Other discoveries, quickly: powertop --auto-tune kernel-panics this machine, now documented in three separate places so I stop rediscovering it. Ventoy and the Proxmox installer don’t mix. And drive letters shuffle on reboot, which is why every destructive command in the runbook addresses disks by their immutable IDs and nothing else.
One irreversible command
The June expansion doubled RAM to 64 GB (an identical second stick — the win was holding the memory speed, not raising it) and added a second NVMe as a deliberately loseable scratch pool, so torrent churn and big file ingests stop competing with streaming reads on the spinning drives.
Then there are the three refurbished Intel S4610 enterprise SSDs, bought to become a three-way mirrored “special vdev” — a metadata accelerator ZFS grafts into the pool. Three-way, because it has to match the pool’s two-failure tolerance: lose the special vdev and you lose everything. The listing bragged “100% health, 1 TB written,” which against a multi-petabyte endurance rating is a rounding error.

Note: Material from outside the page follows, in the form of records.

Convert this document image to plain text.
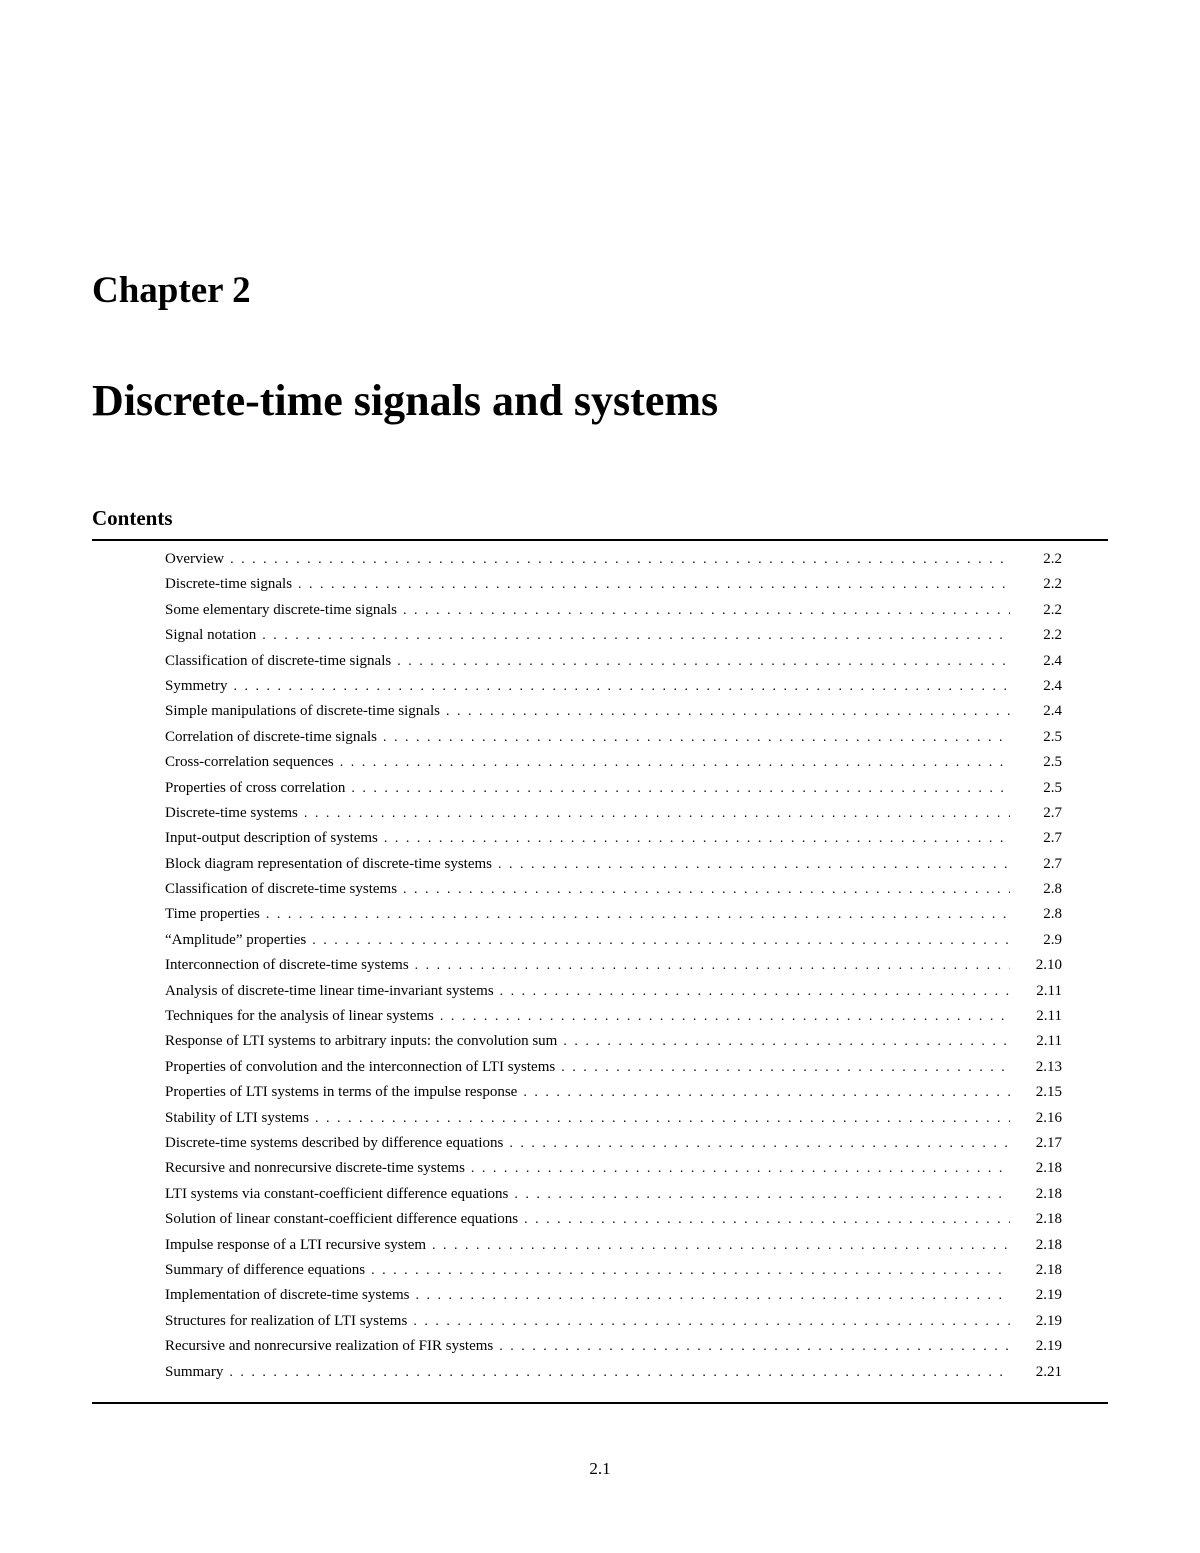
Chapter 2
Discrete-time signals and systems
Contents
Overview . . .	2.2
Discrete-time signals . . .	2.2
Some elementary discrete-time signals . . .	2.2
Signal notation . . .	2.2
Classification of discrete-time signals . . .	2.4
Symmetry . . .	2.4
Simple manipulations of discrete-time signals . . .	2.4
Correlation of discrete-time signals . . .	2.5
Cross-correlation sequences . . .	2.5
Properties of cross correlation . . .	2.5
Discrete-time systems . . .	2.7
Input-output description of systems . . .	2.7
Block diagram representation of discrete-time systems . . .	2.7
Classification of discrete-time systems . . .	2.8
Time properties . . .	2.8
“Amplitude” properties . . .	2.9
Interconnection of discrete-time systems . . .	2.10
Analysis of discrete-time linear time-invariant systems . . .	2.11
Techniques for the analysis of linear systems . . .	2.11
Response of LTI systems to arbitrary inputs: the convolution sum . . .	2.11
Properties of convolution and the interconnection of LTI systems . . .	2.13
Properties of LTI systems in terms of the impulse response . . .	2.15
Stability of LTI systems . . .	2.16
Discrete-time systems described by difference equations . . .	2.17
Recursive and nonrecursive discrete-time systems . . .	2.18
LTI systems via constant-coefficient difference equations . . .	2.18
Solution of linear constant-coefficient difference equations . . .	2.18
Impulse response of a LTI recursive system . . .	2.18
Summary of difference equations . . .	2.18
Implementation of discrete-time systems . . .	2.19
Structures for realization of LTI systems . . .	2.19
Recursive and nonrecursive realization of FIR systems . . .	2.19
Summary . . .	2.21
2.1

They’re still sitting on the desk. Every step of the expansion is reversible except one — zpool add tank special mirror can never be undone on a RAIDZ pool — so the plan says: let the new RAM prove whether the SSDs are even necessary before running the one command you can’t take back. Also, I’m missing a power cable.
Nine minutes in the dark
At 1:17 one morning in late June I moved the network bridge from the 2.5-gig NIC to the 10-gig fiber ports, and the lab vanished. No remote access, and the MS-01 has no out-of-band management to crawl back in through. This was the exact failure the runbook had pre-staged: config backed up, monitor and keyboard already on the bench. Back online at 1:26. Nine minutes, zero drama, because the plan assumed I’d screw it up.
Furniture, eventually

Right now the lab lives in a wooden cubby: a small open rack for the compute and network half, the drive cage freestanding beside it, joined by a fat pair of SAS cables. The endgame is drawn but not built: a single custom chassis, 349 by 199 by 126 millimeters, that mounts the mini PC and the drive cage side by side and hides the power supply underneath on standoffs. Front-loading bays, an 80-millimeter exhaust, real cable channels. Four CAD files so far, zero saw cuts.

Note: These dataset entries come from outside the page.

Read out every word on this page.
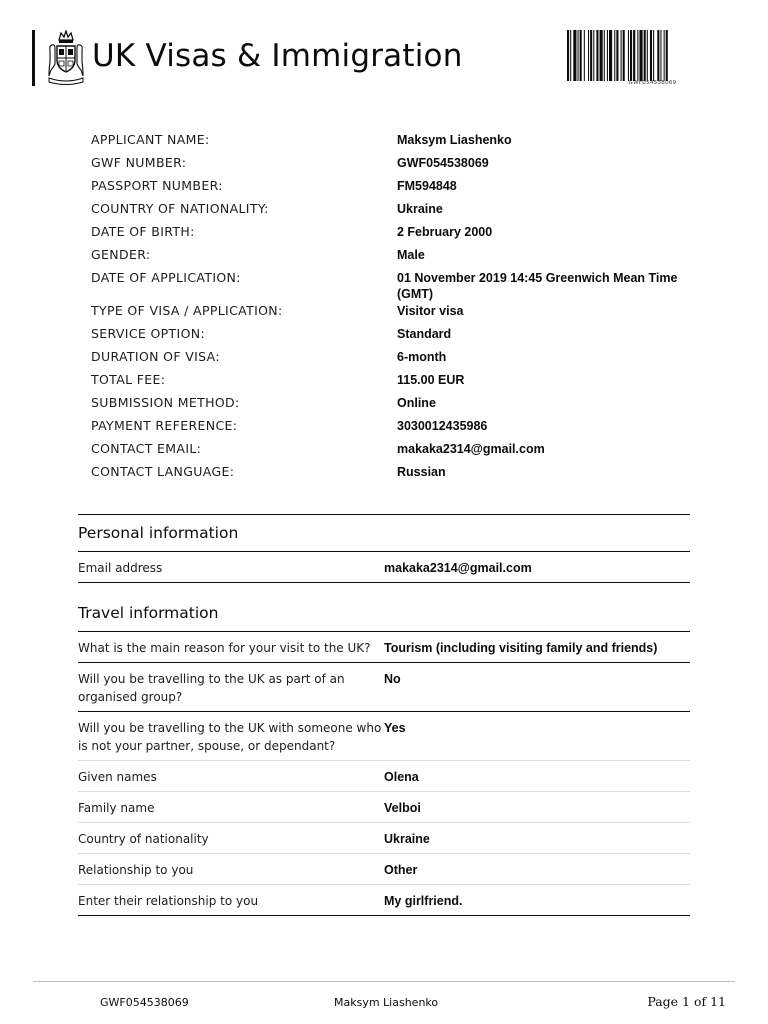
UK Visas & Immigration
GWF054538069
APPLICANT NAME:	Maksym Liashenko
GWF NUMBER:	GWF054538069
PASSPORT NUMBER:	FM594848
COUNTRY OF NATIONALITY:	Ukraine
DATE OF BIRTH:	2 February 2000
GENDER:	Male
DATE OF APPLICATION:	01 November 2019 14:45 Greenwich Mean Time (GMT)
TYPE OF VISA / APPLICATION:	Visitor visa
SERVICE OPTION:	Standard
DURATION OF VISA:	6-month
TOTAL FEE:	115.00 EUR
SUBMISSION METHOD:	Online
PAYMENT REFERENCE:	3030012435986
CONTACT EMAIL:	makaka2314@gmail.com
CONTACT LANGUAGE:	Russian
Personal information
Email address	makaka2314@gmail.com
Travel information
What is the main reason for your visit to the UK?	Tourism (including visiting family and friends)
Will you be travelling to the UK as part of an organised group?
No
Will you be travelling to the UK with someone who is not your partner, spouse, or dependant?
Yes
Given names	Olena
Family name	Velboi
Country of nationality	Ukraine
Relationship to you	Other
Enter their relationship to you	My girlfriend.
GWF054538069	Maksym Liashenko	Page 1 of 11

The part the hardware was for
All of that metal exists to be divided. Proxmox splits the machine into a dozen-plus unprivileged containers and two VMs, one per blast radius: the torrent client lives behind a VPN that fails closed, the search engine gets its own separate egress, and the home-automation OS is the only workload important enough to earn a full VM. House rule: a container, unless it can’t be.
One container is not like the others. Hermes, my development agent, moved off the workstation and into its own LXC and got a workspace instead of a chat log: Hermes OS, my fork of the open-source OpenClaw OS. Its interface is generative — the agent streams OpenUI Lang, structured markup that renders as live dashboards, tables, and forms that persist across sessions and update from a prompt. I don’t design its screens; it redraws them to fit whatever it’s working on. Watching software redecorate its own room is either a preview of the next decade or a very elaborate terrarium. Possibly both.
And reaching any of this from outside goes through no open ports, because there are none. A pocket-sized travel router carries a WireGuard tunnel home: hotel Wi-Fi goes in one side, the lab comes out the other, and the couch follows me around the country.
The pool scrubs monthly, the canary reports quiet, and the counter on drive one still says 219. What each of those containers is allowed to touch — and what the agents never will be — is the next essay.